If fiat currency is inferior to gold, wouldn’t they be trading fiat currency FOR gold and then make those buy/sells of the currency when it fluctuates? Even under your assumptions, these businesses are using gold as the product and fiat currency as the store of value.
The government doesn’t force anybody to use dollars except in a few cases. If you go to your local store and offer to buy products from them with gold nuggets, they’re free to accept and no laws are broken. The reason dollars are used so widely - including in other countries where the American government has no jurisdiction - is because people want dollars.
You keep saying this. Prove it. Under the law of freedom of contract, there’s nothing illegal about you and the other party to the contract agreeing that all payments under the contract will be made in gold, by weight. You don’t have to use dollar notes. If you’ve got anything to back up your argument that it’s illegal for parties to a contract to determine their own medium of exchange, please provide it.
It’s not strawman when the other party to the debate (that would be you) coyly refuses to make any commitments and just takes potshots.

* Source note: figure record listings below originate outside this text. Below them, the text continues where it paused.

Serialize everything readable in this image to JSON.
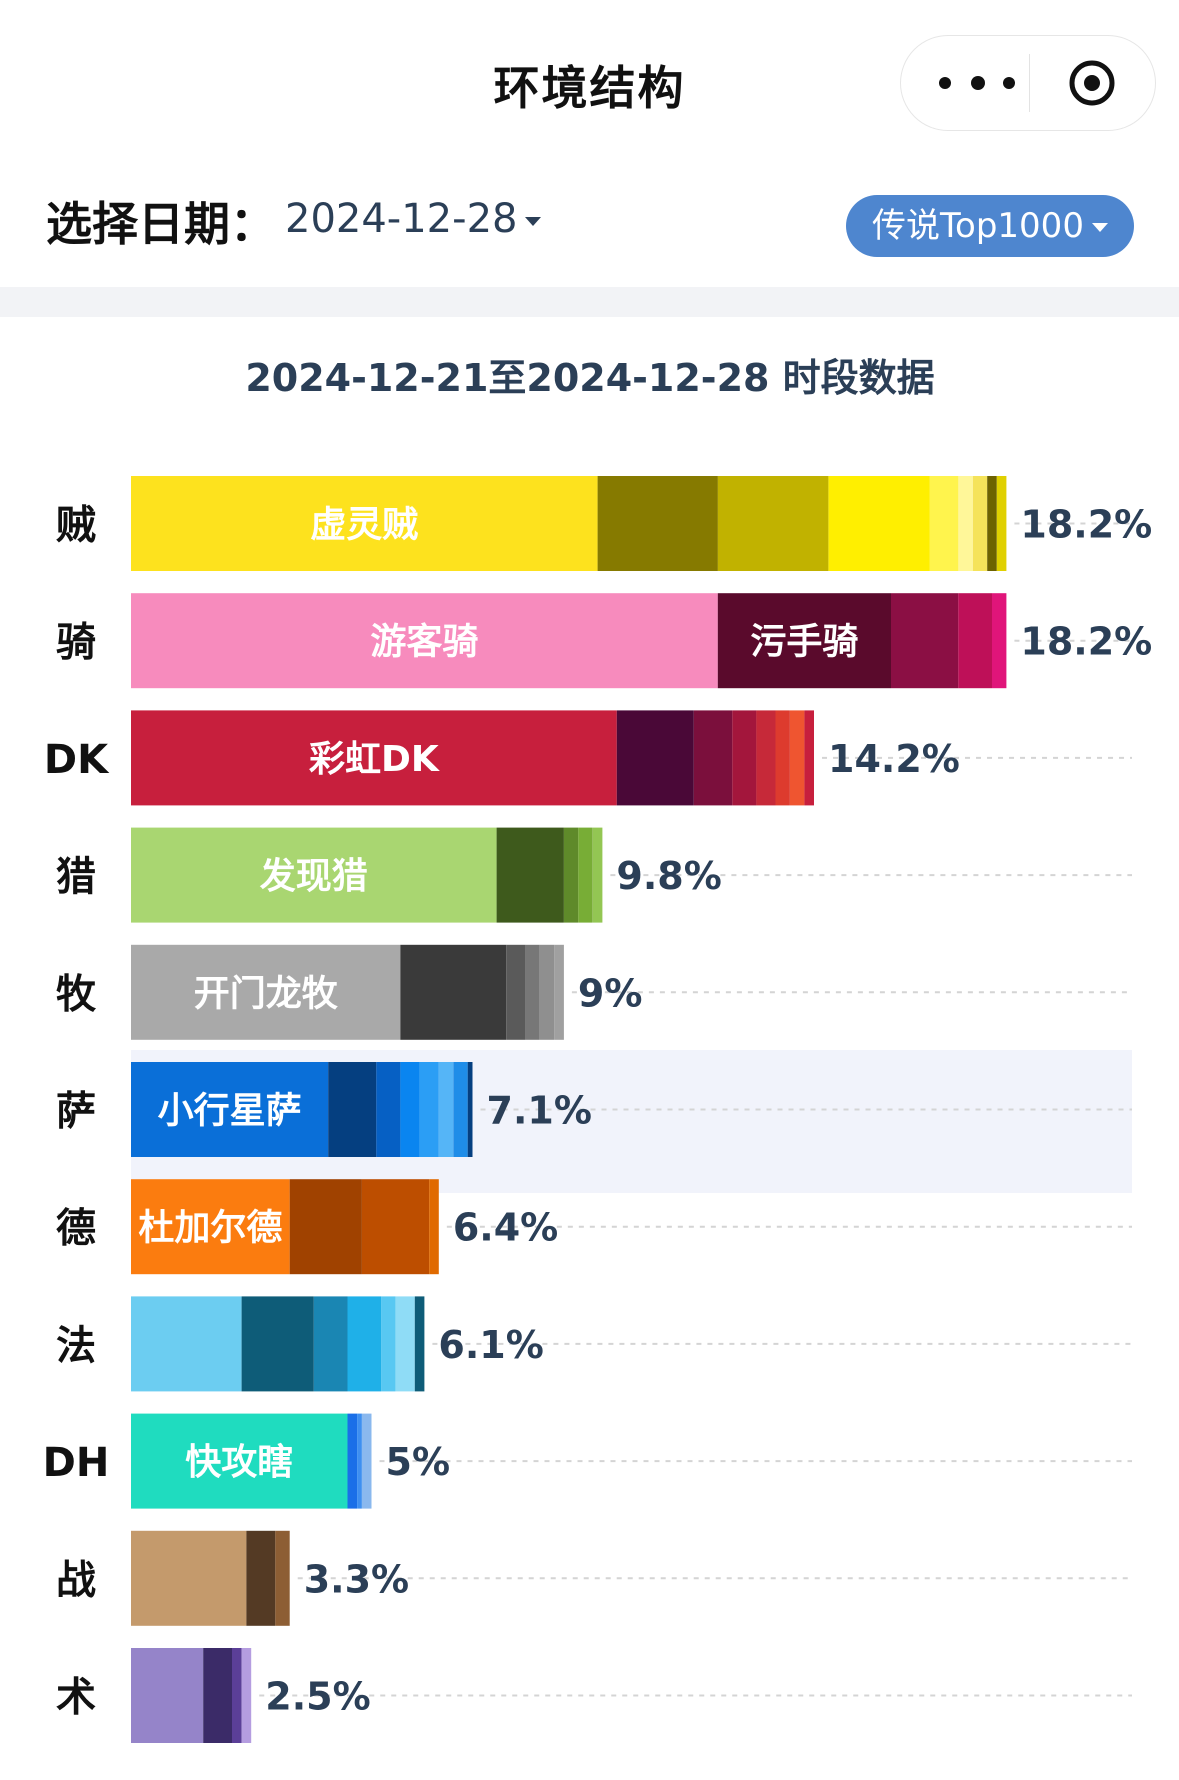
{
  "app": {
    "title": "环境结构"
  },
  "capsule": {
    "more_icon": "more-dots-icon",
    "target_icon": "target-icon"
  },
  "filters": {
    "date_label": "选择日期：",
    "date_value": "2024-12-28",
    "rank_label": "传说Top1000"
  },
  "colors": {
    "accent": "#4e86cf",
    "text_dark": "#2b3f57",
    "highlight_row": "#f1f3fb"
  },
  "chart_data": {
    "type": "bar",
    "orientation": "horizontal",
    "stacked": true,
    "title": "2024-12-21至2024-12-28 时段数据",
    "xlabel": "",
    "ylabel": "",
    "xlim": [
      0,
      20
    ],
    "grid": "dashed",
    "legend": "none",
    "highlighted_category": "萨",
    "categories": [
      "贼",
      "骑",
      "DK",
      "猎",
      "牧",
      "萨",
      "德",
      "法",
      "DH",
      "战",
      "术"
    ],
    "bars": [
      {
        "category": "贼",
        "total_label": "18.2%",
        "total": 18.2,
        "segments": [
          {
            "label": "虚灵贼",
            "value": 9.7,
            "color": "#fde21e"
          },
          {
            "value": 2.5,
            "color": "#867a00"
          },
          {
            "value": 2.3,
            "color": "#c1b200"
          },
          {
            "value": 2.1,
            "color": "#ffef00"
          },
          {
            "value": 0.6,
            "color": "#fff44d"
          },
          {
            "value": 0.3,
            "color": "#fff799"
          },
          {
            "value": 0.3,
            "color": "#f5e35a"
          },
          {
            "value": 0.2,
            "color": "#6d6200"
          },
          {
            "value": 0.2,
            "color": "#e0d000"
          }
        ]
      },
      {
        "category": "骑",
        "total_label": "18.2%",
        "total": 18.2,
        "segments": [
          {
            "label": "游客骑",
            "value": 12.2,
            "color": "#f78bbd"
          },
          {
            "label": "污手骑",
            "value": 3.6,
            "color": "#5a0a2c"
          },
          {
            "value": 1.4,
            "color": "#8b0f44"
          },
          {
            "value": 0.7,
            "color": "#be1058"
          },
          {
            "value": 0.3,
            "color": "#e0157a"
          }
        ]
      },
      {
        "category": "DK",
        "total_label": "14.2%",
        "total": 14.2,
        "segments": [
          {
            "label": "彩虹DK",
            "value": 10.1,
            "color": "#c71f3d"
          },
          {
            "value": 1.6,
            "color": "#4a0837"
          },
          {
            "value": 0.8,
            "color": "#7b0f3c"
          },
          {
            "value": 0.5,
            "color": "#a3163c"
          },
          {
            "value": 0.4,
            "color": "#c62939"
          },
          {
            "value": 0.3,
            "color": "#dd3b2e"
          },
          {
            "value": 0.3,
            "color": "#ef5530"
          },
          {
            "value": 0.2,
            "color": "#c71f3d"
          }
        ]
      },
      {
        "category": "猎",
        "total_label": "9.8%",
        "total": 9.8,
        "segments": [
          {
            "label": "发现猎",
            "value": 7.6,
            "color": "#a9d671"
          },
          {
            "value": 1.4,
            "color": "#3e5a1c"
          },
          {
            "value": 0.3,
            "color": "#5f8a2a"
          },
          {
            "value": 0.3,
            "color": "#78ad36"
          },
          {
            "value": 0.2,
            "color": "#93c653"
          }
        ]
      },
      {
        "category": "牧",
        "total_label": "9%",
        "total": 9.0,
        "segments": [
          {
            "label": "开门龙牧",
            "value": 5.6,
            "color": "#a9a9a9"
          },
          {
            "value": 2.2,
            "color": "#3a3a3a"
          },
          {
            "value": 0.4,
            "color": "#5a5a5a"
          },
          {
            "value": 0.3,
            "color": "#777777"
          },
          {
            "value": 0.3,
            "color": "#8f8f8f"
          },
          {
            "value": 0.2,
            "color": "#a0a0a0"
          }
        ]
      },
      {
        "category": "萨",
        "total_label": "7.1%",
        "total": 7.1,
        "segments": [
          {
            "label": "小行星萨",
            "value": 4.1,
            "color": "#0a6fd8"
          },
          {
            "value": 1.0,
            "color": "#053f80"
          },
          {
            "value": 0.5,
            "color": "#0660c4"
          },
          {
            "value": 0.4,
            "color": "#0a85f0"
          },
          {
            "value": 0.4,
            "color": "#2b9ef5"
          },
          {
            "value": 0.3,
            "color": "#55b5f7"
          },
          {
            "value": 0.3,
            "color": "#1f8de8"
          },
          {
            "value": 0.1,
            "color": "#053f80"
          }
        ]
      },
      {
        "category": "德",
        "total_label": "6.4%",
        "total": 6.4,
        "segments": [
          {
            "label": "杜加尔德",
            "value": 3.3,
            "color": "#fb7c0f"
          },
          {
            "value": 1.5,
            "color": "#a04200"
          },
          {
            "value": 1.4,
            "color": "#bd4e00"
          },
          {
            "value": 0.2,
            "color": "#e06a00"
          }
        ]
      },
      {
        "category": "法",
        "total_label": "6.1%",
        "total": 6.1,
        "segments": [
          {
            "value": 2.3,
            "color": "#6ccdf1"
          },
          {
            "value": 1.5,
            "color": "#0e5c78"
          },
          {
            "value": 0.7,
            "color": "#1a86b3"
          },
          {
            "value": 0.7,
            "color": "#1fb0e8"
          },
          {
            "value": 0.3,
            "color": "#58c8f2"
          },
          {
            "value": 0.4,
            "color": "#8fdcf6"
          },
          {
            "value": 0.2,
            "color": "#0e5c78"
          }
        ]
      },
      {
        "category": "DH",
        "total_label": "5%",
        "total": 5.0,
        "segments": [
          {
            "label": "快攻瞎",
            "value": 4.5,
            "color": "#1fdcbf"
          },
          {
            "value": 0.2,
            "color": "#1a6fe8"
          },
          {
            "value": 0.1,
            "color": "#3e8ff0"
          },
          {
            "value": 0.2,
            "color": "#8ab8ee"
          }
        ]
      },
      {
        "category": "战",
        "total_label": "3.3%",
        "total": 3.3,
        "segments": [
          {
            "value": 2.4,
            "color": "#c49a6c"
          },
          {
            "value": 0.6,
            "color": "#543a24"
          },
          {
            "value": 0.3,
            "color": "#8d5e34"
          }
        ]
      },
      {
        "category": "术",
        "total_label": "2.5%",
        "total": 2.5,
        "segments": [
          {
            "value": 1.5,
            "color": "#9584c9"
          },
          {
            "value": 0.6,
            "color": "#3b2b68"
          },
          {
            "value": 0.2,
            "color": "#5b3f98"
          },
          {
            "value": 0.2,
            "color": "#b59de0"
          }
        ]
      }
    ]
  }
}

So here’s two questions to you, to avoid any allegation of strawman:
**1. Do you think the US should go on a gold standard? Yes or No? **
Because so far, you’ve talked a lot about gold, but refused to say even if you support a gold standard, so other posters are having to make guesses about your position. Let’s avoid strawmen: what is your position on this issue, so we can debate with a full understanding?
2. If not gold, what standard are you proposing that is (a) “objective” and stable (which you keep mentioning as an important characteristic) and (b) not subject to government maniplulation, the way a gold standard is?
Help us out here: what is your position, so we aren’t engaging in what you see as strawmen discussions?
And by the way, while you’re criticising other people’s debating tactics, are you prepared to admit you had the facts wrong when you said that the US dollar was the only one where all notes still have face value, regardless how old? We’ve pointed out at least four other countries where the oldest notes still have face value (five, if you count Ireland’s and pre-euro punts).
You’d hate it. You’d have to deal with periodic panics and bank failures. We haven’t had an economic crises that matches up to the worst pre-Bretton Woods melt-downs.
Pro-gold people think the economy was a smooth running machine when we were on the gold standard but it’s not true. It was worse. For example, William Jennings Bryan almost made it to the White House campaigning against the real problems caused by the gold standard (see his “Cross of Gold” speech.
There are very good reasons we aren’t on the gold standard.
It occurs to me that the total amount of non-gold wealth that exists in the world keeps getting bigger from year to year (years of global economic contraction being exceptions). By comparison, the total amount of gold that is out of the ground remains relatively stable. I’m pretty sure it doesn’t track to keep parity with the total amount of non-gold wealth, anyway.
Doesn’t this alone make going on a gold standard infeasible?
There’s an even more fundamental issue: population growth. The birth rate is significantly higher than the gold production rate. If wealth is measured by a gold standard, then everyone gets poorer every year as the average amount of gold per person decreases.
Then add in the fact that for the first time in history, gold isn’t being recycled. Well, in some cases. The amount of gold used in each computer or other device is too small to be economically recycled, yet on a macro scale that amounts to lots of gold **not **being retrieved and reused.
The gold standard is hokum and the delusion of people who don’t understand economics.